As modern nuclear families focused their time, affection,and resources on the couple and their minor children,
they diminished investments in extended family relationships, which resulted in less child care and reproductive labor assistance from extended kin than had been characteristic of more traditional societies.
Despite popular beliefs about the prevalence of three-generation rural or frontier families,multigenerational families are actually more common in contemporary American society than they were in nineteenth and early twentieth century America (Coontz 1992, Haravan 1978). One of the driving demographic forces behind this shift is the fact that, like most
advanced industrialized countries, the United States has witnessed a substantial increase in life expectancy. In 1900, for example, the life expectancy of Americans was 47 years, whereas by 2004 it was 77.9 years (U.S. Census Bur.

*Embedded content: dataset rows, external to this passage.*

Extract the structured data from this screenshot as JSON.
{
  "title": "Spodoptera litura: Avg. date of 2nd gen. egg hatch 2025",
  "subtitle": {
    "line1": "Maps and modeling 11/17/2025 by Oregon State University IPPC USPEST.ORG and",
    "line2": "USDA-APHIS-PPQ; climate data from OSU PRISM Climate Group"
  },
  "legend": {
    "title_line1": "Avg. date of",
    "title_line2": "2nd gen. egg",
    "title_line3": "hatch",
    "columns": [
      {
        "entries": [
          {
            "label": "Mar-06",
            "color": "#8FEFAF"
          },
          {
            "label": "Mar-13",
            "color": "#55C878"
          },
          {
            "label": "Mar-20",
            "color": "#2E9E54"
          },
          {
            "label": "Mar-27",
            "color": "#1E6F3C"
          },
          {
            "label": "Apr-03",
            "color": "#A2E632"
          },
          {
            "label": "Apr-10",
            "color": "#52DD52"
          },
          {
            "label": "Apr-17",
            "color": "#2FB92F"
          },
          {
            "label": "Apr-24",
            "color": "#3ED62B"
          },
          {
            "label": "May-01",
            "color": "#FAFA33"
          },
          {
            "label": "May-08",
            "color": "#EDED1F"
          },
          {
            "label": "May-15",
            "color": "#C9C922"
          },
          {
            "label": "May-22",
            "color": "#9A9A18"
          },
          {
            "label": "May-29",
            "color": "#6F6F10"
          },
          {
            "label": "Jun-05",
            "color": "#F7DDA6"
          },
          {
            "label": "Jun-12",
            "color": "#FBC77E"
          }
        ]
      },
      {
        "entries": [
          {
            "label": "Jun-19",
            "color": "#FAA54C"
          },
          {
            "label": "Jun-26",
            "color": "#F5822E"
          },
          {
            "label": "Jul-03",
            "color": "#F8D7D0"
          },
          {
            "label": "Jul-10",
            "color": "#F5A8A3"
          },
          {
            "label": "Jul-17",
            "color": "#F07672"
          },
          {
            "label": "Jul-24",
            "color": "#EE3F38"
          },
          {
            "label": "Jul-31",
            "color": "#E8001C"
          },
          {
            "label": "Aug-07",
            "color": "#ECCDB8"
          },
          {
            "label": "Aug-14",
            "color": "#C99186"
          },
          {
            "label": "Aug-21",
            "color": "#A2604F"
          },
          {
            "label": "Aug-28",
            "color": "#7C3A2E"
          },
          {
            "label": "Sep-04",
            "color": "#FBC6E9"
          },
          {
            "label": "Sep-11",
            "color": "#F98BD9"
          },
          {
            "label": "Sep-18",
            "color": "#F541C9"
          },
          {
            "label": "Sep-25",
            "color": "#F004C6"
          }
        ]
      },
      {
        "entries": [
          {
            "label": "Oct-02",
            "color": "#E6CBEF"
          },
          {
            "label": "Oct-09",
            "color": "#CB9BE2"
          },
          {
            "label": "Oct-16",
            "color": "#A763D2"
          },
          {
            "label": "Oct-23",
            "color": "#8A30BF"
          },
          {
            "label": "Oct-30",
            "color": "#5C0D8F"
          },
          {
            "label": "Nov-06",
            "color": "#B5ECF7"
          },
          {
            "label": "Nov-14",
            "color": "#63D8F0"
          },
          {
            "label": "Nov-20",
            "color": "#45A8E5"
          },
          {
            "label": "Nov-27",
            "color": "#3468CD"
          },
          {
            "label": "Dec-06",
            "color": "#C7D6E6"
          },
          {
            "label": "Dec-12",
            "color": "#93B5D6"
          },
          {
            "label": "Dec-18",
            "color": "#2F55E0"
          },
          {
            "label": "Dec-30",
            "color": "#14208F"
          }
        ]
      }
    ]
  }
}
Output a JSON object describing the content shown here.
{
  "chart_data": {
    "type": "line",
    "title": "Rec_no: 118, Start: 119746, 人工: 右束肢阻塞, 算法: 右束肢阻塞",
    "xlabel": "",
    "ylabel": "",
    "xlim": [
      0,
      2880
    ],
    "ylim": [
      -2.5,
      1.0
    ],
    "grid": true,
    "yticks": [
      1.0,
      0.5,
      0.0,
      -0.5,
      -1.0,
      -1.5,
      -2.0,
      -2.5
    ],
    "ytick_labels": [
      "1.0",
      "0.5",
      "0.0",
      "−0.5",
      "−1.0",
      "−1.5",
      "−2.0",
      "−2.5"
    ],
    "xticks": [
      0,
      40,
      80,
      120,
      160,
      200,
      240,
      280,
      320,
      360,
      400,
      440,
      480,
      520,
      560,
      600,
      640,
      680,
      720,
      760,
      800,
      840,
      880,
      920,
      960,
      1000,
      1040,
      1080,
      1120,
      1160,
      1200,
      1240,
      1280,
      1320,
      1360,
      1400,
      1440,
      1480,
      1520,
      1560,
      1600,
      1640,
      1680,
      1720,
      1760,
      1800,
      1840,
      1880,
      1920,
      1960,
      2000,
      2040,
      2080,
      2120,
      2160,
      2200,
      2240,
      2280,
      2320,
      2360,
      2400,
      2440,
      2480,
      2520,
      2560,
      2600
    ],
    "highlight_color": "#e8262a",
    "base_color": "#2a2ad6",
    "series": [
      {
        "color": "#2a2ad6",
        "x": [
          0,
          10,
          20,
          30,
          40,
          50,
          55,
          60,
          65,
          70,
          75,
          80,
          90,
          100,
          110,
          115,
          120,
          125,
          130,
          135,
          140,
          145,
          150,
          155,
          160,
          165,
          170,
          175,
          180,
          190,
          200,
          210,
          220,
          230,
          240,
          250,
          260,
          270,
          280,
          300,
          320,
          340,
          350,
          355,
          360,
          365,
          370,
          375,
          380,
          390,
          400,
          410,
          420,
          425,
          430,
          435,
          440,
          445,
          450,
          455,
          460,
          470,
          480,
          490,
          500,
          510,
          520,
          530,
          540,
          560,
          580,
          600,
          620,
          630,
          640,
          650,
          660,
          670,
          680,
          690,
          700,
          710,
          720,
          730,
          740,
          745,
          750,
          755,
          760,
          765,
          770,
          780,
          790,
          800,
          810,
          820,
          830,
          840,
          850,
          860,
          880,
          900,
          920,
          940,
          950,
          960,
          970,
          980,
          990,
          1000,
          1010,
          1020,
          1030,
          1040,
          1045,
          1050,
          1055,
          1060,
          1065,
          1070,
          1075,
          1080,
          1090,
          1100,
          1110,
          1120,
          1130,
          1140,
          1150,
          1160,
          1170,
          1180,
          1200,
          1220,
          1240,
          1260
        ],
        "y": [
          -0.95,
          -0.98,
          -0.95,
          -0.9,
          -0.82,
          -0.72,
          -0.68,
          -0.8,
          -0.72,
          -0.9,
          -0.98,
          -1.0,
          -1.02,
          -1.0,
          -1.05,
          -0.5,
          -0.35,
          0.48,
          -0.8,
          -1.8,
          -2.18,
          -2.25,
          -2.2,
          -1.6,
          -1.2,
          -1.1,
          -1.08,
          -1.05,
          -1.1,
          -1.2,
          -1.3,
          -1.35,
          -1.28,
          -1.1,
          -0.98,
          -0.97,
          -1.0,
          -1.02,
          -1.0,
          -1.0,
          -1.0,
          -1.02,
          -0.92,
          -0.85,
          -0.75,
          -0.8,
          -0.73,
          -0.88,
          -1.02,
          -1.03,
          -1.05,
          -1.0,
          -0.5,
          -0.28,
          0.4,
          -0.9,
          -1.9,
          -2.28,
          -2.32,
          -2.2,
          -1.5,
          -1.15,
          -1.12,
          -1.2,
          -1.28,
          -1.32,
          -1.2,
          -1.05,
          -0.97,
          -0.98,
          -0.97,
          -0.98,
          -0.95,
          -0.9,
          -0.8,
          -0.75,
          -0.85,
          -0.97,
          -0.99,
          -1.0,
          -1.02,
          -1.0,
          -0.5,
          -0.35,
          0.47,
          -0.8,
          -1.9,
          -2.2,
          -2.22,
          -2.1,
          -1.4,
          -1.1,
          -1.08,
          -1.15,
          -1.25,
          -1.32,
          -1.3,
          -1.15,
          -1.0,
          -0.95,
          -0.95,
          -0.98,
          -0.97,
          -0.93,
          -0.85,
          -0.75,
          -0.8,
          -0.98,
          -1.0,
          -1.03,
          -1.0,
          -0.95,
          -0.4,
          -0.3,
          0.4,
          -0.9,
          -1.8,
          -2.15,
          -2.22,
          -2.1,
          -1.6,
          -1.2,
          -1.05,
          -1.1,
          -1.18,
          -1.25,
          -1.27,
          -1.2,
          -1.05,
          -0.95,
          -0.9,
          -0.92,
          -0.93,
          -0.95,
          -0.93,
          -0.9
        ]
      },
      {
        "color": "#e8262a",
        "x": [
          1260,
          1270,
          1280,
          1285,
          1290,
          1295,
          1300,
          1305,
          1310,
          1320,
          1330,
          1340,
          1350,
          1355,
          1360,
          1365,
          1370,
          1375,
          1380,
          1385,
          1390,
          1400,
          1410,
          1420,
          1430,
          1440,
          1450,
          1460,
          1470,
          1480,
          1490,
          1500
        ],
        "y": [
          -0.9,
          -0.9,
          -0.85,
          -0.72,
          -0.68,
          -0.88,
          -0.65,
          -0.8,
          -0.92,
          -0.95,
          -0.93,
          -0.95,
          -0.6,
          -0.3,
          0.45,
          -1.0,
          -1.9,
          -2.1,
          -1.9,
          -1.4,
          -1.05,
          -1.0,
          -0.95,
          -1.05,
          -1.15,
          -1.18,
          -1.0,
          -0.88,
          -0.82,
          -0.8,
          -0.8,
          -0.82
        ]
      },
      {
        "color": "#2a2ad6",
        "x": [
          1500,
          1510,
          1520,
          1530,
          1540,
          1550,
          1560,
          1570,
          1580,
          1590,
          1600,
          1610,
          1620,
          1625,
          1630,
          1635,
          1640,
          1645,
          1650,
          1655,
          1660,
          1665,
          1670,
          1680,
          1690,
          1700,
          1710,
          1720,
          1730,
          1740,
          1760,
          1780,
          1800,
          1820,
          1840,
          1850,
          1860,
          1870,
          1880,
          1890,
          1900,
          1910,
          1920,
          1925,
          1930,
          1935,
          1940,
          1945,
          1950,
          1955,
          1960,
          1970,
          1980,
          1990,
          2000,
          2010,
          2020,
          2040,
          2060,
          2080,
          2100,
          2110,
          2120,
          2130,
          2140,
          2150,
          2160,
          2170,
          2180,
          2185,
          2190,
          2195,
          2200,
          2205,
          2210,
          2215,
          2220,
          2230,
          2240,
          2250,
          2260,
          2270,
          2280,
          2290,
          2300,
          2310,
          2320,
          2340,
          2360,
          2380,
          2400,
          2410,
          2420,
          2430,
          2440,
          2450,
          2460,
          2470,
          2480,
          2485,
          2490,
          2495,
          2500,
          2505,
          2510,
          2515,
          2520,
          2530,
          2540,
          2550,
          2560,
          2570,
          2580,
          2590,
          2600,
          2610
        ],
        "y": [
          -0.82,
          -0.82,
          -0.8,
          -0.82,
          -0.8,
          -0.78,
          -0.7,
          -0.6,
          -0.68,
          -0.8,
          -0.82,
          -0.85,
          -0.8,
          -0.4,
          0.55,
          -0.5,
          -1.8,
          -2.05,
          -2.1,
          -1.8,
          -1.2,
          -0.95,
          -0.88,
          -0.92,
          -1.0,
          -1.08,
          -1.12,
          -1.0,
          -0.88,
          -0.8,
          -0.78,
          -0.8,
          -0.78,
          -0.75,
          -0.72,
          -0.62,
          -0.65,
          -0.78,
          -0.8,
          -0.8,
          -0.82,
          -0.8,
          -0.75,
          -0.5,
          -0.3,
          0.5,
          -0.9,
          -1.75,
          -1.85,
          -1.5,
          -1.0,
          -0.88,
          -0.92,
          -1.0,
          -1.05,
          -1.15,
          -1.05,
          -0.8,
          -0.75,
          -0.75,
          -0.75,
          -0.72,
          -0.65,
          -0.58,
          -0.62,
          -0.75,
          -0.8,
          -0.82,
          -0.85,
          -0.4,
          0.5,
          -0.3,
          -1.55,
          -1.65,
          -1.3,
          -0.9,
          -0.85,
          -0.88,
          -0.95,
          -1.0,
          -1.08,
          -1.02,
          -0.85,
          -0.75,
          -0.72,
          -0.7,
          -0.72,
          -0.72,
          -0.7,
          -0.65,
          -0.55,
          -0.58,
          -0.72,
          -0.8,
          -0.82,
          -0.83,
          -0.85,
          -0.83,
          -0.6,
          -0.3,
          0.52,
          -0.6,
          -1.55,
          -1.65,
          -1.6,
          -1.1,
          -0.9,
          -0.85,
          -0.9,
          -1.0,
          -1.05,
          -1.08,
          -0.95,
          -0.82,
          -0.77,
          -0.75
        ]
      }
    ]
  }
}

2007). Such demographic changes have potentially profound effects on intergenerational relationships. In particular, they have dramatically increased the possibilities for cosurvivorship and the supply of kin available for intergenerational ties. In 2000, most 40-year-olds and 25% of 50-year-olds had both parents still living, and 44% of 60-year-olds had at least one
parent still living (Settersten 2007). Today, most people will spend the vast majority of their relationship with their parents as adults, creating longer shared lives and the potential for sustained intergenerational relations (Bengtson 2001).